Ese nuevo pacto tendría además una consecuencia más que clara y es que no pasaría por el sistema judío sino que implicaría que los ángeles de Dios reunirían a los escogidos en todo el orbe (24: 31). El texto griego deja de manifiesto que aquí no se trata de ningún arrebatamiento sino de una reunión de los escogidos. Si “aggeloi” debe ser traducido “ángeles” en el sentido de un enviado celestial de Dios o simplemente “enviados” como en Santiago 2: 25 resulta, en buena medida, secundario. Lo que es obvio es que habría una gran reunión de los elegidos de Dios tras quedar de manifiesto que el Señor había ejecutado Su juicio sobre el sistema judío. Al respecto, los ángeles (o mensajeros) llevarían a cabo una labor de “reunir en sinagogas” – el significado literal del término que algunas versiones traducen como reunir o congregar – a los elegidos. Ambos aspectos – sinagoga y elección – se repiten en otras partes de la Biblia. Con respecto, al término sinagoga, no deja de ser curioso que, por ejemplo, en Santiago 2: 2 se denomine al lugar de reunión de los seguidores de Jesús con la palabra griega sinagoga o en Hebreos 10: 25 al hablarse de no olvidar reunirse con otros creyentes se utilice el mismo verbo que el que Jesús usa para describir la labor de los ángeles que congregarán a los elegidos. Tras la destrucción del templo que pondría de manifiesto que Jesús era el Hijo del hombre, la congregación de los verdaderos creyentes resultaría evidente.
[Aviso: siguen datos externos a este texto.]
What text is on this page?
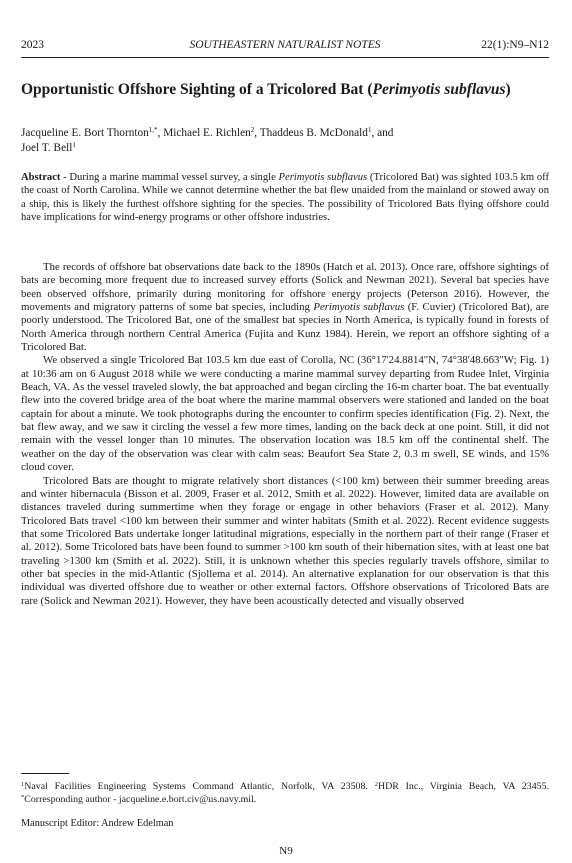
2023	SOUTHEASTERN NATURALIST NOTES	22(1):N9–N12
Opportunistic Offshore Sighting of a Tricolored Bat (Perimyotis subflavus)

Jacqueline E. Bort Thornton$^{1,*}$, Michael E. Richlen$^2$, Thaddeus B. McDonald$^1$, and
Joel T. Bell$^1$

Abstract - During a marine mammal vessel survey, a single Perimyotis subflavus (Tricolored Bat) was sighted 103.5 km off the coast of North Carolina. While we cannot determine whether the bat flew unaided from the mainland or stowed away on a ship, this is likely the furthest offshore sighting for the species. The possibility of Tricolored Bats flying offshore could have implications for wind-energy programs or other offshore industries.

The records of offshore bat observations date back to the 1890s (Hatch et al. 2013). Once rare, offshore sightings of bats are becoming more frequent due to increased survey efforts (Solick and Newman 2021). Several bat species have been observed offshore, primarily during monitoring for offshore energy projects (Peterson 2016). However, the movements and migratory patterns of some bat species, including Perimyotis subflavus (F. Cuvier) (Tricolored Bat), are poorly understood. The Tricolored Bat, one of the smallest bat species in North America, is typically found in forests of North America through northern Central America (Fujita and Kunz 1984). Herein, we report an offshore sighting of a Tricolored Bat.

We observed a single Tricolored Bat 103.5 km due east of Corolla, NC (36°17'24.8814"N, 74°38'48.663"W; Fig. 1) at 10:36 am on 6 August 2018 while we were conducting a marine mammal survey departing from Rudee Inlet, Virginia Beach, VA. As the vessel traveled slowly, the bat approached and began circling the 16-m charter boat. The bat eventually flew into the covered bridge area of the boat where the marine mammal observers were stationed and landed on the boat captain for about a minute. We took photographs during the encounter to confirm species identification (Fig. 2). Next, the bat flew away, and we saw it circling the vessel a few more times, landing on the back deck at one point. Still, it did not remain with the vessel longer than 10 minutes. The observation location was 18.5 km off the continental shelf. The weather on the day of the observation was clear with calm seas: Beaufort Sea State 2, 0.3 m swell, SE winds, and 15% cloud cover.

Tricolored Bats are thought to migrate relatively short distances (<100 km) between their summer breeding areas and winter hibernacula (Bisson et al. 2009, Fraser et al. 2012, Smith et al. 2022). However, limited data are available on distances traveled during summertime when they forage or engage in other behaviors (Fraser et al. 2012). Many Tricolored Bats travel <100 km between their summer and winter habitats (Smith et al. 2022). Recent evidence suggests that some Tricolored Bats undertake longer latitudinal migrations, especially in the northern part of their range (Fraser et al. 2012). Some Tricolored bats have been found to summer >100 km south of their hibernation sites, with at least one bat traveling >1300 km (Smith et al. 2022). Still, it is unknown whether this species regularly travels offshore, similar to other bat species in the mid-Atlantic (Sjollema et al. 2014). An alternative explanation for our observation is that this individual was diverted offshore due to weather or other external factors. Offshore observations of Tricolored Bats are rare (Solick and Newman 2021). However, they have been acoustically detected and visually observed

$^1$Naval Facilities Engineering Systems Command Atlantic, Norfolk, VA 23508. $^2$HDR Inc., Virginia Beach, VA 23455. *Corresponding author - jacqueline.e.bort.civ@us.navy.mil.

Manuscript Editor: Andrew Edelman

N9
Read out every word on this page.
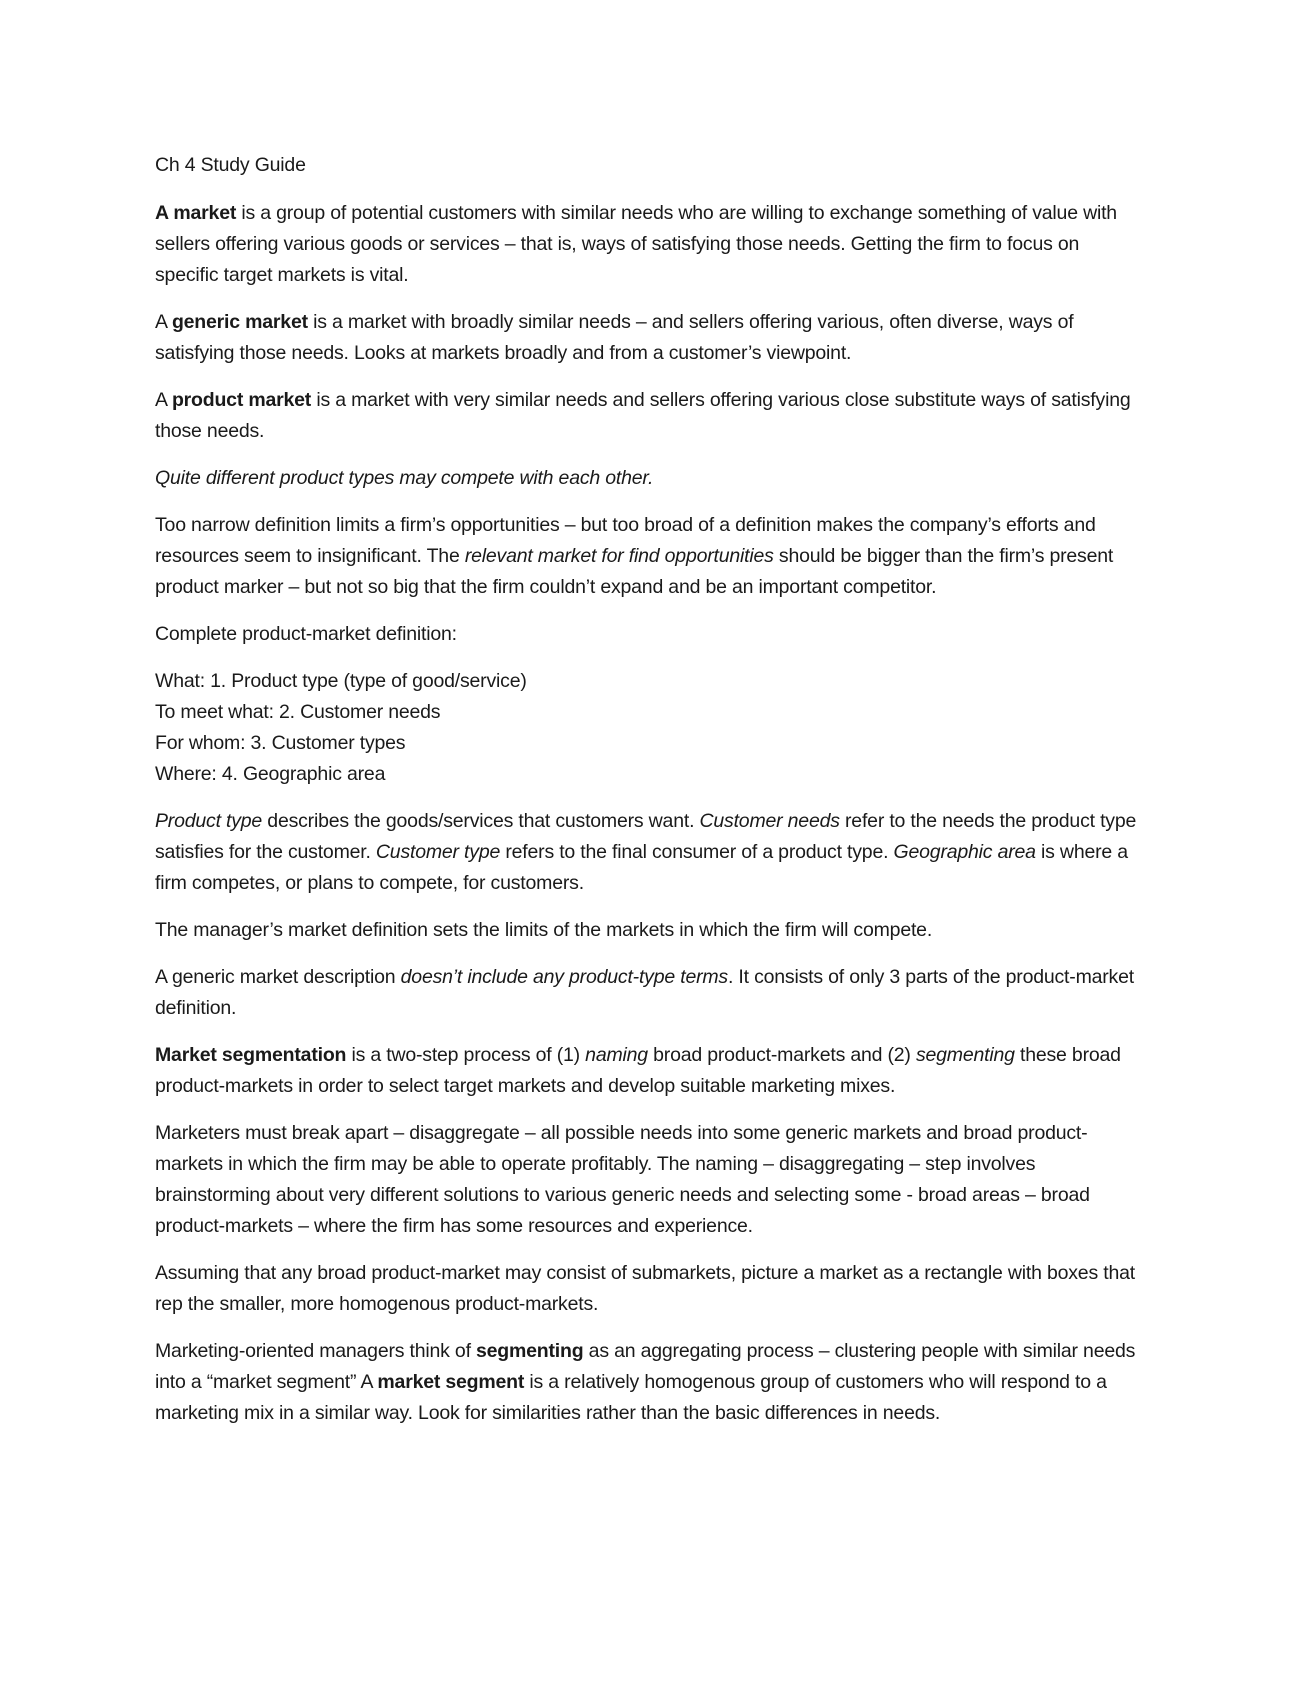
Ch 4 Study Guide

A market is a group of potential customers with similar needs who are willing to exchange something of value with sellers offering various goods or services – that is, ways of satisfying those needs. Getting the firm to focus on specific target markets is vital.

A generic market is a market with broadly similar needs – and sellers offering various, often diverse, ways of satisfying those needs. Looks at markets broadly and from a customer’s viewpoint.

A product market is a market with very similar needs and sellers offering various close substitute ways of satisfying those needs.

Quite different product types may compete with each other.

Too narrow definition limits a firm’s opportunities – but too broad of a definition makes the company’s efforts and resources seem to insignificant. The relevant market for find opportunities should be bigger than the firm’s present product marker – but not so big that the firm couldn’t expand and be an important competitor.

Complete product-market definition:

What: 1. Product type (type of good/service)
To meet what: 2. Customer needs
For whom: 3. Customer types
Where: 4. Geographic area

Product type describes the goods/services that customers want. Customer needs refer to the needs the product type satisfies for the customer. Customer type refers to the final consumer of a product type. Geographic area is where a firm competes, or plans to compete, for customers.

The manager’s market definition sets the limits of the markets in which the firm will compete.

A generic market description doesn’t include any product-type terms. It consists of only 3 parts of the product-market definition.

Market segmentation is a two-step process of (1) naming broad product-markets and (2) segmenting these broad product-markets in order to select target markets and develop suitable marketing mixes.

Marketers must break apart – disaggregate – all possible needs into some generic markets and broad product-markets in which the firm may be able to operate profitably. The naming – disaggregating – step involves brainstorming about very different solutions to various generic needs and selecting some - broad areas – broad product-markets – where the firm has some resources and experience.

Assuming that any broad product-market may consist of submarkets, picture a market as a rectangle with boxes that rep the smaller, more homogenous product-markets.

Marketing-oriented managers think of segmenting as an aggregating process – clustering people with similar needs into a “market segment” A market segment is a relatively homogenous group of customers who will respond to a marketing mix in a similar way. Look for similarities rather than the basic differences in needs.
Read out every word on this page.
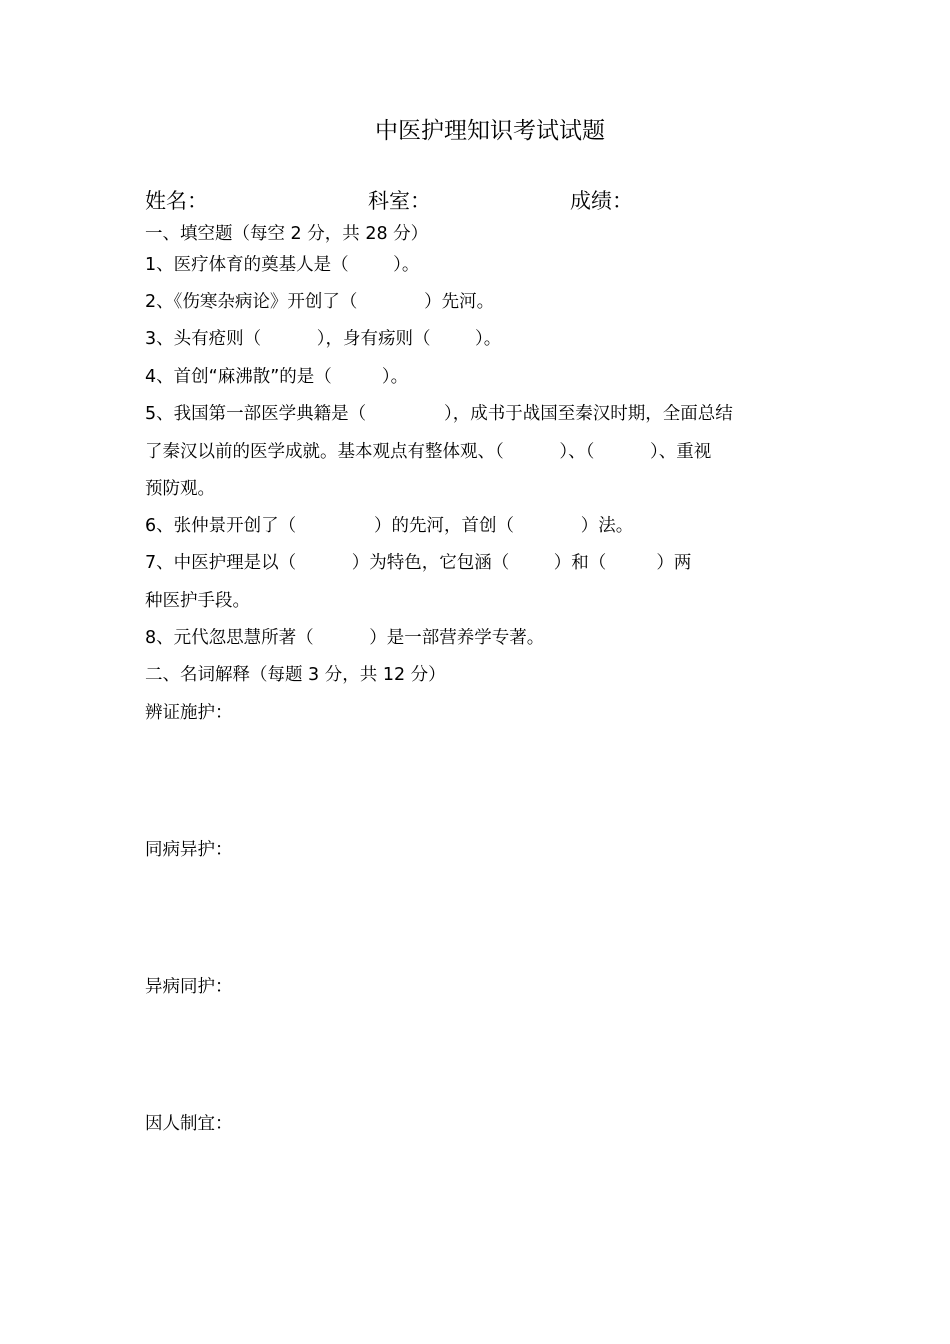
中医护理知识考试试题
姓名：	科室：	成绩：
一、填空题（每空 2 分，共 28 分）
1、医疗体育的奠基人是（        ）。
2、《伤寒杂病论》开创了（            ）先河。
3、头有疮则（          ），身有疡则（        ）。
4、首创“麻沸散”的是（         ）。
5、我国第一部医学典籍是（              ），成书于战国至秦汉时期，全面总结
了秦汉以前的医学成就。基本观点有整体观、（          ）、（          ）、重视
预防观。
6、张仲景开创了（              ）的先河，首创（            ）法。
7、中医护理是以（          ）为特色，它包涵（        ）和（         ）两
种医护手段。
8、元代忽思慧所著（          ）是一部营养学专著。
二、名词解释（每题 3 分，共 12 分）
辨证施护：
同病异护：
异病同护：
因人制宜：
Por lo que se refiere a la elección, es justo lo que vemos en Hechos 2: 47, donde se nos dice que el Señor añadía cada día a su iglesia a los que habían de salvarse o en Romanos 8: 28-39 donde se describe cómo Dios, primero, predestinó y luego lleva a cabo todos los pasos para garantizar la salvación de sus elegidos.
Precisamente porque todo esto iba a suceder en la generación en la que hablaba Jesús (24: 34), había que estar atentos a lo que sucedería (24: 33). Porque lo cierto es que acontecería de manera inevitable (24: 35) aunque Jesús no iba a decir a los discípulos el día y la hora (24: 30). Para muchos, resultaría una catástrofe imprevista como en los días de Noé, circunstancia que obligaría a mantenerse alerta (24: 43-44). De hecho, la conducta de los seguidores de Jesús debía ser como la de un siervo fiel y prudente (Mateo 24: 45-51) y no como la de alguien que pensara que los juicios de Dios no tienen lugar en la Historia.
Para muchas personas, el capítulo 24 de Mateo es simplemente una excusa para dedicarse al estéril ejercicio de especular calenturientamente sobre el futuro. Creen incluso que los seguidores de Jesús no pasarán tribulación alguna porque de la única que existirá serán librados y, por supuesto, se dedican a lanzar especulaciones ridículas – cuando no abiertamente necias – sobre cualquier acontecimiento en Oriente Medio. Que en los últimos años sus “anuncios proféticos” sobre Irak, Irán o Siria se hayan visto desmentidos no les desanima lo más mínimo. Es triste porque cayendo en esas conductas deplorables pierden totalmente de vista la enseñanza de Jesús.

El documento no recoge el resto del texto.